In this case we would almost certainly want to grow the enzyme in an expression vector, like E. coli. Let's assume that we've ironed out all the issues with getting usable proteins to grow in our vector. Ideally, we'd express them extracellularly, but that may not be possible, if so, we still have to go through the extraction steps I mentioned earlier. Purification of proteins is a lot more straightforward (particularly when you're engineering them) than other metabolites, so that probably won't be a problem. The problem you'll run into is the stability of the protein outside of its normal environment. Some proteins are really happy so long as they're at the right pH. Others simply won't work unless they are in their own personal Goldilocks zone. Another class are ok-ish outside of their comfort zone, but don't last very long, they break down 'by design' and, in their natural environment, are continuously regenerated by the cell until no longer required. I have no idea which of these classes hydrazine hydrolase falls into and it would be the most important criterion for this approach.

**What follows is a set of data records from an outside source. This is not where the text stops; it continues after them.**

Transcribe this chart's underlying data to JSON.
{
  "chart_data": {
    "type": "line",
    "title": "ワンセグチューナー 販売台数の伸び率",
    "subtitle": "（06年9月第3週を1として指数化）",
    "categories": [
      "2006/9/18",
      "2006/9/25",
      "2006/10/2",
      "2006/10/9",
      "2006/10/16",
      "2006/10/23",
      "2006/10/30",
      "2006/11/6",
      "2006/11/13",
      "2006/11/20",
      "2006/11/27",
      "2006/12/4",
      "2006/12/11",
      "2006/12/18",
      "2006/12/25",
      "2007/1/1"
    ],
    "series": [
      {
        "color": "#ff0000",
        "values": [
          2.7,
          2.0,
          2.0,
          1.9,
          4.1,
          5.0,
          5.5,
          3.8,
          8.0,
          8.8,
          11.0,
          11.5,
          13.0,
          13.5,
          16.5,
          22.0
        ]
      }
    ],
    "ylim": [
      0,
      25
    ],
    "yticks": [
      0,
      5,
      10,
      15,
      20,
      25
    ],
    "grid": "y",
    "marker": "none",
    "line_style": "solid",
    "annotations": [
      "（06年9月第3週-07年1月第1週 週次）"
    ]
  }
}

Assuming all of that goes ok, you could get a concentrated pile of the enzyme, optionally attach it to some sort of support/handling medium, and just dose tons of water containing ammonia and nitric oxide to produce hydrazine. Since this solution is not a soup of lysate, traditional hydrazine purification techniques would work.

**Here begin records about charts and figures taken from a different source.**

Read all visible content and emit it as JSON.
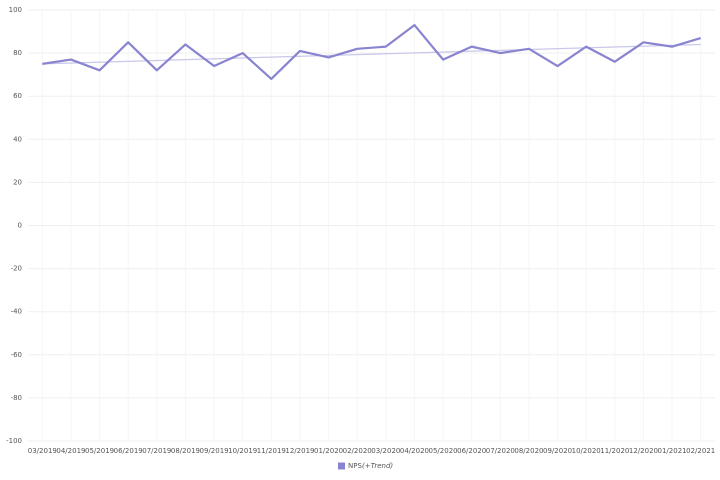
{
  "chart_data": {
    "type": "line",
    "categories": [
      "03/2019",
      "04/2019",
      "05/2019",
      "06/2019",
      "07/2019",
      "08/2019",
      "09/2019",
      "10/2019",
      "11/2019",
      "12/2019",
      "01/2020",
      "02/2020",
      "03/2020",
      "04/2020",
      "05/2020",
      "06/2020",
      "07/2020",
      "08/2020",
      "09/2020",
      "10/2020",
      "11/2020",
      "12/2020",
      "01/2021",
      "02/2021"
    ],
    "series": [
      {
        "name": "NPS",
        "color": "#8884d0",
        "values": [
          75,
          77,
          72,
          85,
          72,
          84,
          74,
          80,
          68,
          81,
          78,
          82,
          83,
          93,
          77,
          83,
          80,
          82,
          74,
          83,
          76,
          85,
          83,
          87
        ]
      }
    ],
    "trend": {
      "label": "(+Trend)",
      "color": "#c9c7ea",
      "values": [
        75,
        84
      ]
    },
    "ylim": [
      -100,
      100
    ],
    "yticks": [
      -100,
      -80,
      -60,
      -40,
      -20,
      0,
      20,
      40,
      60,
      80,
      100
    ],
    "grid": true,
    "legend": "bottom"
  }
}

Traditional production and does this make sense?

Finally! We have a system that at least theoretically could produce significant amounts of fairly pure hydrazine, if you get past a bunch of caveats. It's also complex, expensive, and not guaranteed to work. The annual global production of hydrazine is pretty small and there's a lot of industrial processes which can make it, with various tradeoffs between simplicity, cost, and efficiency. I would be surprised if a biotechnical process would be competitive.

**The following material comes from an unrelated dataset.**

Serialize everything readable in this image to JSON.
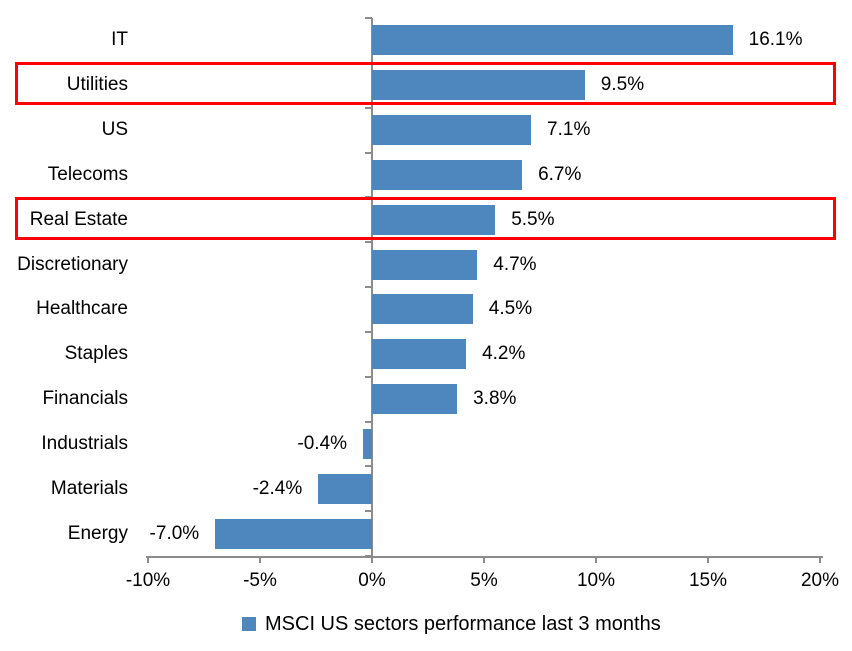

However, there is a situation in which this might make sense, and it rests on one premise: What if the goal were to remove nitrogen, rather than make hydrazine? This sounds a little weird until you know that many wastewaters are high in nitrogen and it's kind of hard to remove. You're generally limited to slow biological removal or energetically expensive air stripping. I do not know if it is feasible, but it is certainly worth looking into using harvested hydrazine hydrolase to remove nitrogen by producing hydrazine. As a bonus, you could burn the energetically dense hydrazine and maybe become an energy producing facility. There is one great big giant issue with this, though, you definitely don't want hydrazine ending up in your water supply. It would be far less damaging to release untreated high-N wastewater than release some with even traces of hydrazine, so you'd have to have really efficient purification and multiple, well-designed safeguards. I am not sure at this point that the risk would be worth the reward.